Enterprises, as great as Eastern Airlines or as lowly as a corner store, will often die pathetically, with no ceremony or celebration of their achievements. Dupont Street in Toronto at the close of the twentieth century is an open graveyard of such industries, most of which collapsed without so much as a pauper’s funeral. Their skeletons lie exposed. They are the parking lots, warehouse loft condos, and retail joints of the post-industrial age: the soulless and struggling Galleria Mall at Dufferin Street, on the site where Dominion Radiator Company once made the pipes that warmed peoples homes; the more meritously recycled McMurtry Furniture factory at Bartlett Avenue, which churned out sturdy pressed-back chairs by the gross but where developers lately spotted a new beauty (and perhaps dollar signs) in rough brick walls and thick wood beams2; the empty hulk of Mono Lino Typesetting, a victim of publishing’s shift from industrial plant to desktop; the Blockbuster Video at 672 Dupont at Christie, where you may rent copies of Charlie Chaplin’s Modern Times in the very showroom where the Ford Motor Company of Canada sold Model T automobiles that it built upstairs and tested on a track on the roof.3

Indeed, the twentieth was supposed to be Canada’s century, and you’d be hard-pressed to find another street in the Dominion where people worked as industriously to make it so. At scales minute and massive, Dupont created: “Davenport Works, Toronto, builds power, distribution, welding, furnace, instrument, control and street-lighting transformers,” declared General Electric, describing, in a nineteen-thirties-era booklet, the sprawling factories between what is now Dupont Street and Davenport Road, along Lansdowne Avenue. In the illustrations, which include a bird’s-eye view reminiscent of nineteenth-century line drawings which greatly exaggerated the size of factories, smokestacks and even clouds of smoke, G.E. showed eight railroad tracks servicing its smoke-belching complex of buildings and yards next to the Canadian Pacific Railway’s North Toronto line, paralleling Royce Avenue, today’s Dupont Street.

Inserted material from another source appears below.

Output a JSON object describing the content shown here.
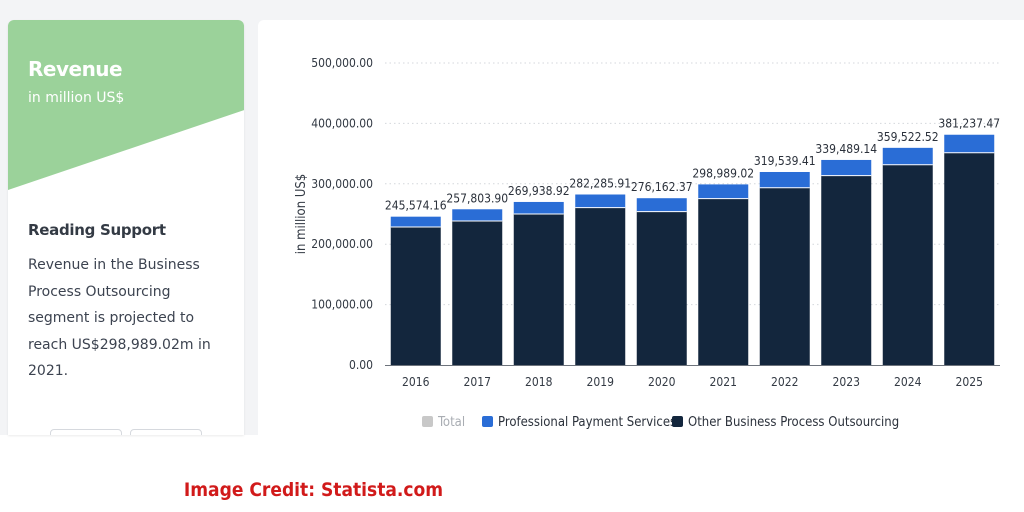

Electrical transformers weighing up to two hundred and thirty tons, whose cores and coils could be hung like mere meat on hooks and jigs from the factory’s beams, were manufactured here. One publicity picture showed a “thirty-six-thousand kilovolt-ampere three-phase transformer” emerging from the Davenport Works on C.P.R. flatcar No. 309926 which, due to its cargo’s height and weight, “had to be routed over more than one thousand additional miles to reach its destination.”4 Such freight may have had something to do with the P.C.B.s whose toxic presence later held up the site’s redevelopment—one price ultimately paid for the utility derived.

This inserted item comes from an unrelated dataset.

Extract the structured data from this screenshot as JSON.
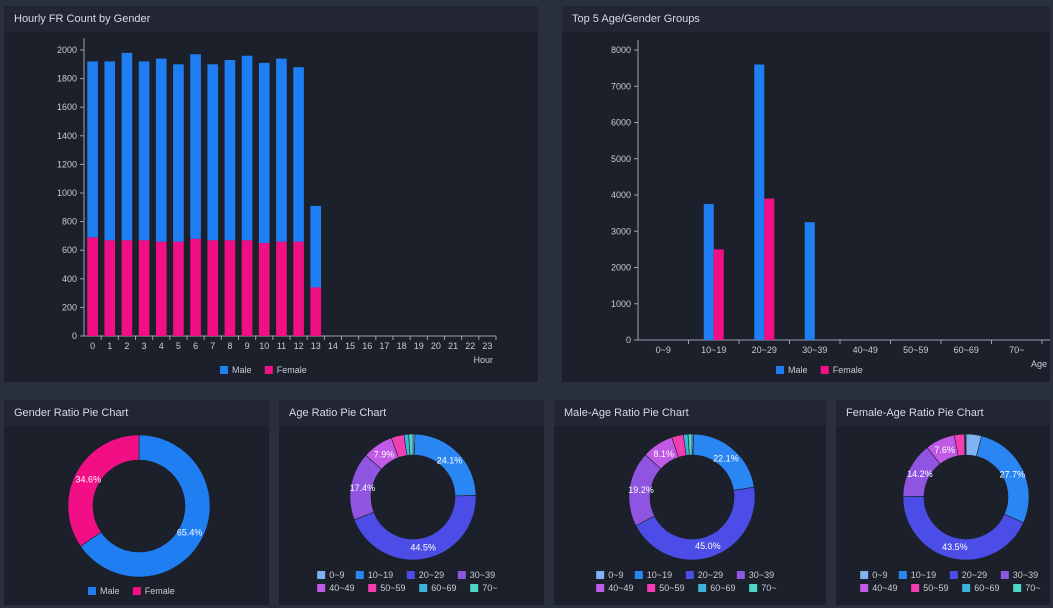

Not noted by G.E. was the Davenport Works’s previous lifetime as Canada Foundry Company, whose metal products were poured, hammered and molded under earlier, more Dickensian circumstances, but had more delicate, aesthetic applications. Two fanciful dragons (or “grotesque animals” as the inch-thick, cloth-bound Canada Foundry catalogue called them) once guarded the grand stairway in Old City Hall’s lobby. Part horse, part fish, and dressed in flowing vegetation, they were designed by Toronto’s foremost architect of the Victorian age, E. J. Lennox, and “executed in hammered iron,” here. Lost, then found by a city bureaucrat in an antique store, they are now back near Dupont Street, at the Toronto Archives on Spadina Road, presiding over the entrance to the reading room.